Mais surtout, les rédactions françaises ont systématiquement omis – ou ne l’ont-elles pas jugé utile ? – de rappeler un épisode [5] ayant précédé le communiqué virulent de l’APM, et qui apporte un éclairage sensiblement différent sur les relations entre Podemos et l’association de journalistes. En effet, avant 2015, alors que le Parti Populaire dirigeait encore la communauté autonome de Madrid, l’association recevait 8,6 millions d’euros de subventions publiques afin que ses membres bénéficient d’un régime de couverture santé privé unique en son genre. Un privilège auquel la coalition Podemos-PSOE a mis un terme dès son accession au pouvoir. Les déclarations récentes de l’APM seraient-elles motivées par un esprit revanchard à l’égard de la coalition Podemos-PSOE ? Un traitement journalistique honnête aurait au moins évoqué cette possibilité.
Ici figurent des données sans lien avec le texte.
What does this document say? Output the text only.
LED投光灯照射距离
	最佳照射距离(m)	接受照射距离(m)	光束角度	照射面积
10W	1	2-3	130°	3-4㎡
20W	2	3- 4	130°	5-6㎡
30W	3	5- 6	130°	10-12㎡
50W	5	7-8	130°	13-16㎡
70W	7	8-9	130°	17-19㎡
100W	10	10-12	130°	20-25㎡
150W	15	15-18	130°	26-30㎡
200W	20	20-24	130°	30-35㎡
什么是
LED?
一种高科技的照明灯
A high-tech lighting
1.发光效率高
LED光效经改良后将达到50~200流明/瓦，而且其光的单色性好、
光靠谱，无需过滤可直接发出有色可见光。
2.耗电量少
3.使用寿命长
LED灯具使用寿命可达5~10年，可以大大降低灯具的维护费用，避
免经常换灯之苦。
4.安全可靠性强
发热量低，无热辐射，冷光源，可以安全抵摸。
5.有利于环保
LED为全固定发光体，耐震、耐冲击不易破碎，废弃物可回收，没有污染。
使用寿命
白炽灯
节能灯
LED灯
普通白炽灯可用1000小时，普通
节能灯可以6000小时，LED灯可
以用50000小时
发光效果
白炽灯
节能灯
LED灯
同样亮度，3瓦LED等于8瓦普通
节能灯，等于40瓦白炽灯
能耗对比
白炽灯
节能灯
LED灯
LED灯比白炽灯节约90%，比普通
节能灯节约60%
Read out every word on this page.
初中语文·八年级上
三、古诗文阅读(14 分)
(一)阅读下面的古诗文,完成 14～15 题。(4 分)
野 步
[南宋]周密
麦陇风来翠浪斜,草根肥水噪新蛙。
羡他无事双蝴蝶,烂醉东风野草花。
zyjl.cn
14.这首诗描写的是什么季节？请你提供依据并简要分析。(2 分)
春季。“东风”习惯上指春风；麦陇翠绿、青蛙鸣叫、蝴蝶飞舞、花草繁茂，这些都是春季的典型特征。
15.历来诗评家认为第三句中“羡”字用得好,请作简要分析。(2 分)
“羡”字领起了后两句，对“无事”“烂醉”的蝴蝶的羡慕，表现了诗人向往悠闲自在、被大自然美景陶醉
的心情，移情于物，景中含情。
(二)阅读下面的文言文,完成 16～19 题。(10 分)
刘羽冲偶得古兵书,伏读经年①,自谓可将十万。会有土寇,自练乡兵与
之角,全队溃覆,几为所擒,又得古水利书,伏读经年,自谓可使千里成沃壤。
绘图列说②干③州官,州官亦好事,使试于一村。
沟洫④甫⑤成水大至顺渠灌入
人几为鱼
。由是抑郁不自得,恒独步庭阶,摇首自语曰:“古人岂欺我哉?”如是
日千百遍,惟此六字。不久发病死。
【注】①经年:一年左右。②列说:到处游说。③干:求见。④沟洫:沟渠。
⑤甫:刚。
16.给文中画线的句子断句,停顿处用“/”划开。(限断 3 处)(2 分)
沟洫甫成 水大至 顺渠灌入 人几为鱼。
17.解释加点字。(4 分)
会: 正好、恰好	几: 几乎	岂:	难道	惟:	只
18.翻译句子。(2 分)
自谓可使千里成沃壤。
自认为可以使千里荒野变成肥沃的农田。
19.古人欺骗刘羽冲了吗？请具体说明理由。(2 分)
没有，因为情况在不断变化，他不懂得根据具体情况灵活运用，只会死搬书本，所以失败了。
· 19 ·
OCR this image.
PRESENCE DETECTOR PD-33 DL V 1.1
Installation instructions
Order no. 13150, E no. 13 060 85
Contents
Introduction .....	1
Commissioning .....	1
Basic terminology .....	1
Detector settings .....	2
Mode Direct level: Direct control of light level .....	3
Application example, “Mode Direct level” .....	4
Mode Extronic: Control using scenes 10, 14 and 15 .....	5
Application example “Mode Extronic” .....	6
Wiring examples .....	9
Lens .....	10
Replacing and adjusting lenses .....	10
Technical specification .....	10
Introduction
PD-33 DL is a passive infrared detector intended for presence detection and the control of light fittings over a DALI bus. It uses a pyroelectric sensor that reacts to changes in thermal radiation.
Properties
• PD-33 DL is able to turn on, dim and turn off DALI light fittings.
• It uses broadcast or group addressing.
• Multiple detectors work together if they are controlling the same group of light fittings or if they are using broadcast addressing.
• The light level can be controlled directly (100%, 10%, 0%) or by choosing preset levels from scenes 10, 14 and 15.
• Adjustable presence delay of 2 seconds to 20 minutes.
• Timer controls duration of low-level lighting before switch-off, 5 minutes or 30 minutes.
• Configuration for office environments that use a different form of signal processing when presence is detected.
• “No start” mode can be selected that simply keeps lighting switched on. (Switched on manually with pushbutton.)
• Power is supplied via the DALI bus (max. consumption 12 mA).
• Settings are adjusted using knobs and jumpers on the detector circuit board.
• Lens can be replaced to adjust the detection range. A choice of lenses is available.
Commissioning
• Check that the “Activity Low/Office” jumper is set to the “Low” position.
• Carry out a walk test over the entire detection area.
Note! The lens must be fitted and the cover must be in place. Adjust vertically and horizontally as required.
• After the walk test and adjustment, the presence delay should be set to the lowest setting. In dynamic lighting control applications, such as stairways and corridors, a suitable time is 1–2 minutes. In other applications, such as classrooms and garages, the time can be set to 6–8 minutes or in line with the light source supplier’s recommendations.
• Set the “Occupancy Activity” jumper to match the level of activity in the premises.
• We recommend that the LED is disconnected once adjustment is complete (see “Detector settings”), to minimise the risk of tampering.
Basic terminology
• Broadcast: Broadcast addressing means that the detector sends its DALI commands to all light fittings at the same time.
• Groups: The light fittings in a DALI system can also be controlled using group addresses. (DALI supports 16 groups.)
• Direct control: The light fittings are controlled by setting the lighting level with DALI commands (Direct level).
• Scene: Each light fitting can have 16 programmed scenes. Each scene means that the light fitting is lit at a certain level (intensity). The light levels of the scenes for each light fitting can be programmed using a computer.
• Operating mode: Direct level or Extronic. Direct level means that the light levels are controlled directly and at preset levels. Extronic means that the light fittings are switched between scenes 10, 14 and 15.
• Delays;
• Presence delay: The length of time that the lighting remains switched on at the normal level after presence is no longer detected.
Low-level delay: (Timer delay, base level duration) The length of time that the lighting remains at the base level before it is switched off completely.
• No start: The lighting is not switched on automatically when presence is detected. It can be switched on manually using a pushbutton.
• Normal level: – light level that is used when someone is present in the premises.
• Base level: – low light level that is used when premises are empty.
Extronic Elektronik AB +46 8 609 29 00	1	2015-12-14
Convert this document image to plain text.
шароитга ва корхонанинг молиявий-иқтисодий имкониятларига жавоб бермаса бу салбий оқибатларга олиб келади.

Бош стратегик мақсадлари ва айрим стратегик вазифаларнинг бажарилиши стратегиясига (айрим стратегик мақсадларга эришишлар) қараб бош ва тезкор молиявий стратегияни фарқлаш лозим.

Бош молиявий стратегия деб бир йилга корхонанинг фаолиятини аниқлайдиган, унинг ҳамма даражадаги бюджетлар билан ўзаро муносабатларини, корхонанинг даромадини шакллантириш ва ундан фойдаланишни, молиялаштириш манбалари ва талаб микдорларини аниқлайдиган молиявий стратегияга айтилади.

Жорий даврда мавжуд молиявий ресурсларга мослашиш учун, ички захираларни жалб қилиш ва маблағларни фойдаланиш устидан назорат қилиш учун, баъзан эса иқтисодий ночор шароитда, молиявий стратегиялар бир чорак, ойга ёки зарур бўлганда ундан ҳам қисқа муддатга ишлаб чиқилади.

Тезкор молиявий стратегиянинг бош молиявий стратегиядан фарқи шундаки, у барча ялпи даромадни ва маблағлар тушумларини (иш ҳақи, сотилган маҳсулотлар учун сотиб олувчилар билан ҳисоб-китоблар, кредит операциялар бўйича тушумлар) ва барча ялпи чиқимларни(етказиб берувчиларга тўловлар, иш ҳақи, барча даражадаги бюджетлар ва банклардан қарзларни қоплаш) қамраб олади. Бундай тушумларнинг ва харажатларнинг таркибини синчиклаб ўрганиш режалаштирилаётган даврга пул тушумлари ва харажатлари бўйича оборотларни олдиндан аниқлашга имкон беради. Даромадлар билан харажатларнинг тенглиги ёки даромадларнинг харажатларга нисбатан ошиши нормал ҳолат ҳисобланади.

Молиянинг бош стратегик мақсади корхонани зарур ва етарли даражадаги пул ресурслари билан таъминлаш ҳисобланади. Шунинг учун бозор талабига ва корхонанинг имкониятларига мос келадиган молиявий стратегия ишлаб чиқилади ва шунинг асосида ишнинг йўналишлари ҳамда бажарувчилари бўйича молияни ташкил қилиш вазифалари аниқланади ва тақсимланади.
Enfin, à lire la presse française, nous aurions presque tendance à croire que Pablo Iglesias, le secrétaire général de Podemos, est resté silencieux dans cette affaire. Il s’est pourtant exprimé longuement le jour-même, allant au-devant des accusations en estimant que « celui qui évoque des menaces parle d’un délit, et devrait ainsi fournir les preuves devant un tribunal ». Le communiqué de l’APM a en outre suscité une série de droits de réponse et d’analyses contradictoires, parues dans la presse espagnole [6]. Toutefois, aucun de ces droits de réponse n’eut finalement voix au chapitre dans la presse française ; pas plus que de plus amples analyses ne vinrent tempérer a posteriori la virulence de leurs réquisitoires [7].
Désinvolture, négligence ou parti-pris ? Un peu des trois sans doute : vigilance et rigueur professionnelles sont d’autant plus facilement mises en sourdine par un journaliste qu’une « information » conforte ses opinions et ses a priori – a fortiori lorsque les sources sont lointaines et que les vérifications demandent un travail de documentation long et fastidieux… Quoi qu’il en soit, cet épisode est tristement révélateur de la pauvreté et de la médiocrité de l’information internationale, et singulièrement du traitement de l’actualité politique à l’étranger.